442 – Epilogue: 4


I popped the question to Lena one afternoon in Gainesville over frozen yogurts. (“Popped” may not be exactly the right word — she knew it was coming — but that was when I did the one-knee/ring thing.) I had run out to the TCBY and asked the girls there to hide Lena’s ring in the bottom of her cup. They were very excited about it. I brought it home and we sat on the sofa chatting about going to Disneyworld and quietly eating our frozen yogurts. As she reached the bottom, Lena screwed her face into a grimace and said, “What the hell is this crap in my yogurt?” Later came the knee and the happy tears and lots and lots of sex.

So it was with much amusement that I read about Reed Harris and Kaitlin Whipple, a couple from New Mexico who found themselves sharing similar, if not identical circumstances.

Reed took Kate and a couple of other friends to Wendy’s for frosties. (If you don’t know, Wendy’s is a burger joint that sells a thick ice cream milk shake called a frosty. It’s thick enough that you have to eat it with a spoon — your brain would implode if you tried to move it up a straw.) Reed had the person who prepared the shake hide his engagement ring to Kate in her frosty. The other couple knew what Reed was up to, and the excitement around the table to uncover the ring was so high that they all three challenged the unsuspecting Kate to a frosty-eating contest. Kate won hands-down, slurping her shake in record time.

Everyone waited, then stared, then started checking their own cups… all to no avail. The trip ended in the emergency room, with a keepsake X-Ray that the happy couple will undoubtedly want to show to their children. 

With a steady diet of lots of fiber and plenty of prune juice, Kate pooped out her ring soon after. 

What’s the hell is this crap in my frosty? That’s your ring dear. Congratulations.

10 Responses to 442 – Epilogue: 4

  1. Wow!!!

    Congratulations to you both! 🙂 May you be at least as happy after the event as you are now 🙂

  2. That was an episode on 2 & 1/2 Men this week (pooping an engagement ring out).

    My engagement story is a bit backwards of yours and includes no food… we were having the lots and lots of sex when I just asked the question. She said yes and without missing a beat I replied “I suppose this means I have to buy you a ring now…” I was a struggling video producer in those days and didn’t have $10 to my name. Needless to say, she did get a ring and a few years later I made up for it by getting her a really nice ring. Everything worked out it seems as 27 years later we’re still married (though we do ask why sometimes! 🙂 )

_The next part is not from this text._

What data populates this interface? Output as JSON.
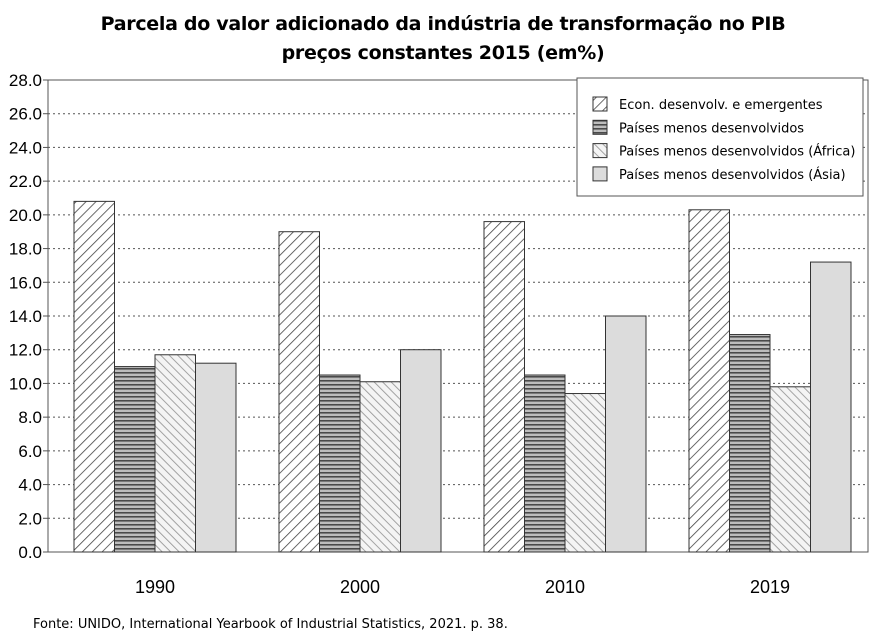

  3. It brings a feeling of joy into my heart every time I read myself in a comic. I just wonder if you think about me as you write it or if it has become so ingrained at this point that you don’t even notice it? 😀

  4. @Byron: That is the first time I think I have ever seen you mention your wife! I had kinda decided you were divorced. Glad I was wrong, and Big Gratz on the 27 years!

    @Tonya: I think of you and Ro every time. 🙂

  5. Ha. From abandonment (Sad Face…although I’m sure that Martin will run through lots of Fleece’s sisters, also Fleece, until he finds one that’s PERFECT… 😀 ) to a proposal! Congrats, guys!

    And let this be a lesson to all of us…sometimes the crap in your ice cream IS a hair or a chopped nut. And sometimes it’s the key to the rest of your life. 😀


  6. lol too funny beautiful girl going for power and money.congrats on the proposal my wife and i have been married 15 years now , we have 3 beautiful daughters and i wouldnt change a thing.it was her that asked me to get married and she did it when she knew i would be most vulnerable to saying yes,we were in the middle of having sex (what was i gonna say no?) so i guess that it was kinda conniving on her part but we’re still together and happy. hope you have many more happy years together.

  7. Sex isn’t always the best time to expect a happy answer. I broke up with my last girlfriend right after sex, when she asked why I never told her I loved her and my only response was “Cause I don’t.” Funny story, I later married her best friend. And we’re perfectly happy. We didn’t have any big engagement hooplah, we were just in bed one night and she said, “So I guess we should get married,” and I said, “Yeah, I don’t see it going an other way.” Fairly casual, but that’s why we get along so well.